思路主要是先修剪左右子树，然后如果当前节点val小于low，按照搜索树的性质只能返回右子树，如果val大于high,按照搜索树的性质只能返回左子树。

# Definition for a binary tree node.
# class TreeNode:
#     def __init__(self, val=0, left=None, right=None):
#         self.val = val
#         self.left = left
#         self.right = right
class Solution:
    def trimBST(self, root: Optional[TreeNode], low: int, high: int) -> Optional[TreeNode]:
        if not root or (root.val < low and not root.right) or (root.val > high and not root.left):
            return None

        root.left = self.trimBST(root.left, low, high)
        root.right = self.trimBST(root.right,low, high)
        if root.val < low:
            return root.right
        elif root.val > high:
            return root.left

        return root

108.将有序数组转换为二叉搜索树 

二分法

# Definition for a binary tree node.
# class TreeNode:
#     def __init__(self, val=0, left=None, right=None):
#         self.val = val
#         self.left = left
#         self.right = right
class Solution:
    def sortedArrayToBST(self, nums: List[int]) -> Optional[TreeNode]:
        def helper(start, end):
            if start > end:
                return None
            mid = (end - start) // 2 + start
            node = TreeNode(nums[mid])
            node.left = helper(start, mid - 1)
            node.right = helper(mid + 1, end)
            return node
        return helper(0, len(nums) - 1)

这里迭代实现感觉用三个队列有点不清晰...

直接在队列里压入tuple即可模拟。

class Solution:
    def sortedArrayToBST(self, nums: List[int]) -> Optional[TreeNode]:
        if not nums:
            return None
        root = TreeNode()
        queue = deque([(root, 0, len(nums) - 1)])

        while queue:
            node, left, right = queue.popleft()
            mid = (left + right) // 2
            node.val = nums[mid]

            if left < mid:
                node.left = TreeNode()
                queue.append((node.left, left, mid - 1))

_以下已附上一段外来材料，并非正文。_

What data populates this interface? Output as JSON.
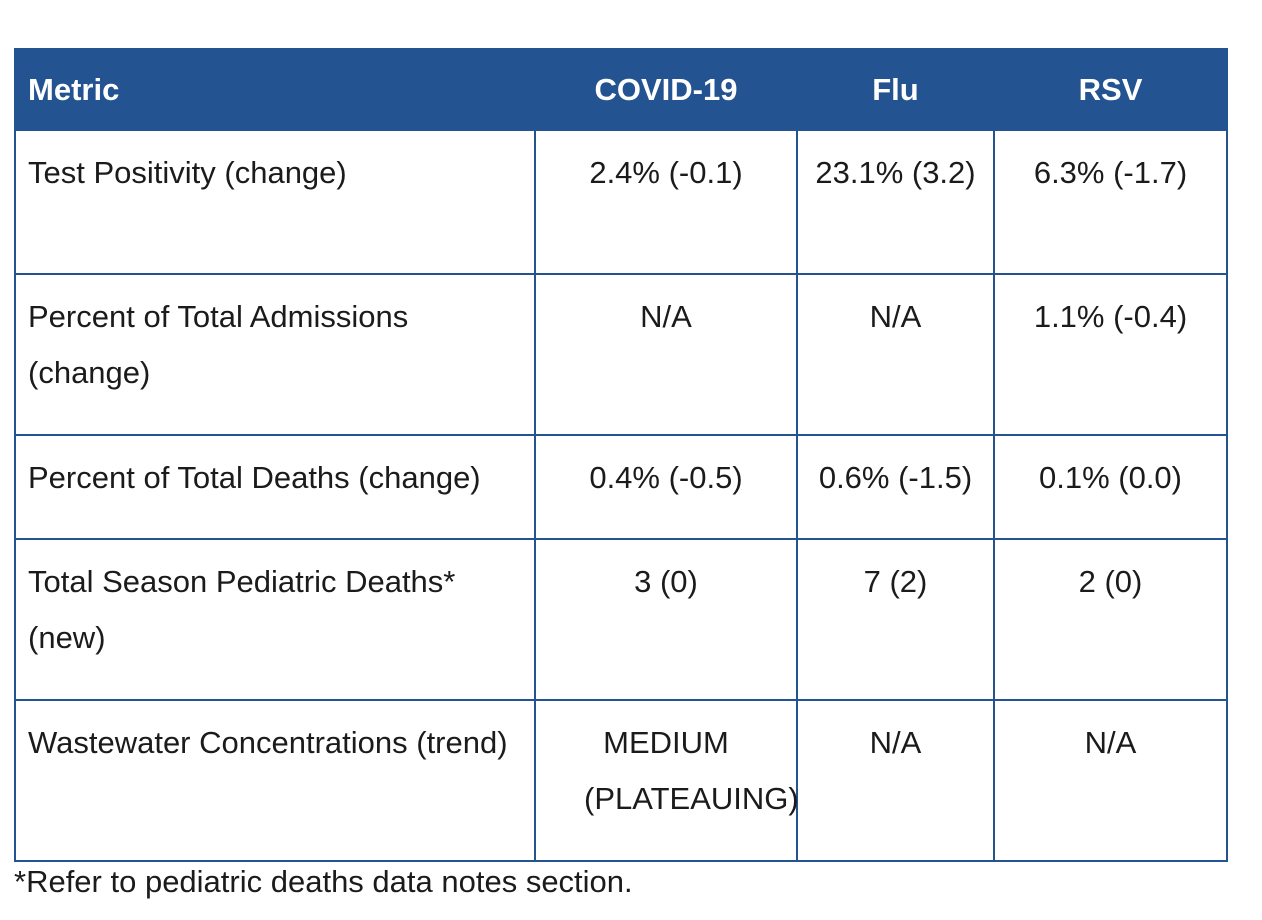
{
  "table": {
    "headers": [
      "Metric",
      "COVID-19",
      "Flu",
      "RSV"
    ],
    "rows": [
      {
        "metric": "Test Positivity (change)",
        "covid": "2.4% (-0.1)",
        "flu": "23.1% (3.2)",
        "rsv": "6.3% (-1.7)"
      },
      {
        "metric": "Percent of Total Admissions (change)",
        "covid": "N/A",
        "flu": "N/A",
        "rsv": "1.1% (-0.4)"
      },
      {
        "metric": "Percent of Total Deaths (change)",
        "covid": "0.4% (-0.5)",
        "flu": "0.6% (-1.5)",
        "rsv": "0.1% (0.0)"
      },
      {
        "metric": "Total Season Pediatric Deaths* (new)",
        "covid": "3 (0)",
        "flu": "7 (2)",
        "rsv": "2 (0)"
      },
      {
        "metric": "Wastewater Concentrations (trend)",
        "covid": "MEDIUM (PLATEAUING)",
        "flu": "N/A",
        "rsv": "N/A"
      }
    ]
  },
  "footnote": "*Refer to pediatric deaths data notes section.",
  "colors": {
    "header_bg": "#235390",
    "header_text": "#ffffff",
    "border": "#235390",
    "text": "#1b1b1b"
  }
}
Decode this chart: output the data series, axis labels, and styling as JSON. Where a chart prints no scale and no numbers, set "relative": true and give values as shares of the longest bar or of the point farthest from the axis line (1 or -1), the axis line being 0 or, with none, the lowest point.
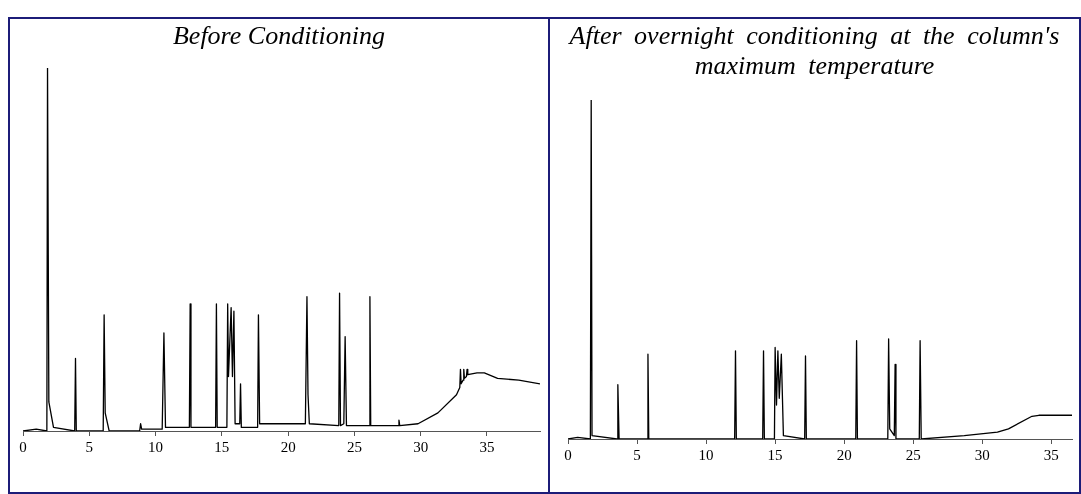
{
  "chart_data": [
    {
      "type": "line",
      "title": "Before Conditioning",
      "relative": true,
      "color": "#000000",
      "marker": "none",
      "xlim": [
        0,
        39
      ],
      "xticks": [
        0,
        5,
        10,
        15,
        20,
        25,
        30,
        35
      ],
      "x": [
        0,
        1.0,
        1.8,
        1.85,
        1.95,
        2.3,
        3.9,
        3.96,
        4.02,
        6.05,
        6.12,
        6.2,
        6.5,
        8.8,
        8.87,
        8.95,
        10.5,
        10.63,
        10.75,
        12.55,
        12.61,
        12.67,
        14.53,
        14.59,
        14.65,
        15.38,
        15.44,
        15.5,
        15.7,
        15.8,
        15.91,
        16.0,
        16.35,
        16.41,
        16.47,
        17.7,
        17.76,
        17.85,
        21.3,
        21.42,
        21.5,
        21.6,
        23.82,
        23.88,
        23.95,
        24.2,
        24.3,
        24.4,
        26.11,
        26.17,
        26.23,
        28.3,
        28.36,
        28.42,
        29.8,
        31.3,
        32.7,
        32.95,
        33.0,
        33.05,
        33.2,
        33.25,
        33.3,
        33.45,
        33.5,
        33.55,
        34.25,
        34.8,
        35.8,
        37.4,
        39
      ],
      "values": [
        0,
        0.005,
        0,
        1.0,
        0.08,
        0.01,
        0,
        0.2,
        0,
        0,
        0.32,
        0.05,
        0,
        0,
        0.02,
        0.005,
        0.005,
        0.27,
        0.01,
        0.01,
        0.35,
        0.01,
        0.01,
        0.35,
        0.01,
        0.01,
        0.35,
        0.15,
        0.34,
        0.15,
        0.33,
        0.02,
        0.02,
        0.13,
        0.01,
        0.01,
        0.32,
        0.02,
        0.02,
        0.37,
        0.1,
        0.02,
        0.015,
        0.38,
        0.015,
        0.02,
        0.26,
        0.015,
        0.015,
        0.37,
        0.015,
        0.015,
        0.03,
        0.015,
        0.02,
        0.05,
        0.1,
        0.12,
        0.17,
        0.13,
        0.14,
        0.17,
        0.145,
        0.15,
        0.17,
        0.155,
        0.16,
        0.16,
        0.145,
        0.14,
        0.13
      ]
    },
    {
      "type": "line",
      "title": "After overnight conditioning at the column's maximum temperature",
      "relative": true,
      "color": "#000000",
      "marker": "none",
      "xlim": [
        0,
        36.5
      ],
      "xticks": [
        0,
        5,
        10,
        15,
        20,
        25,
        30,
        35
      ],
      "x": [
        0,
        0.7,
        1.62,
        1.68,
        1.74,
        3.55,
        3.61,
        3.7,
        5.73,
        5.79,
        5.85,
        12.07,
        12.13,
        12.19,
        14.1,
        14.16,
        14.22,
        14.95,
        15.0,
        15.1,
        15.2,
        15.3,
        15.45,
        15.6,
        17.14,
        17.2,
        17.26,
        20.84,
        20.9,
        20.96,
        23.16,
        23.22,
        23.3,
        23.63,
        23.69,
        23.75,
        25.44,
        25.5,
        25.58,
        28.7,
        31.1,
        31.9,
        33.6,
        34.1,
        36.5
      ],
      "values": [
        0,
        0.005,
        0,
        1.0,
        0.01,
        0,
        0.16,
        0,
        0,
        0.25,
        0,
        0,
        0.26,
        0,
        0,
        0.26,
        0,
        0,
        0.27,
        0.1,
        0.26,
        0.12,
        0.25,
        0.01,
        0,
        0.245,
        0,
        0,
        0.29,
        0,
        0,
        0.295,
        0.03,
        0.01,
        0.22,
        0,
        0,
        0.29,
        0,
        0.01,
        0.02,
        0.03,
        0.067,
        0.07,
        0.07
      ]
    }
  ]
}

            if mid < right:
                node.right = TreeNode()
                queue.append((node.right, mid + 1, right))

        return root

538.把二叉搜索树转换为累加树

右-中-左， 记录pre即可。

# Definition for a binary tree node.
# class TreeNode:
#     def __init__(self, val=0, left=None, right=None):
#         self.val = val
#         self.left = left
#         self.right = right
class Solution:
    def __init__(self):
        self.pre = None
    def convertBST(self, root: Optional[TreeNode]) -> Optional[TreeNode]:
        if not root:
            return None
        self.convertBST(root.right)
        if self.pre:
            root.val += self.pre.val
        self.pre = root
        self.convertBST(root.left)
        return root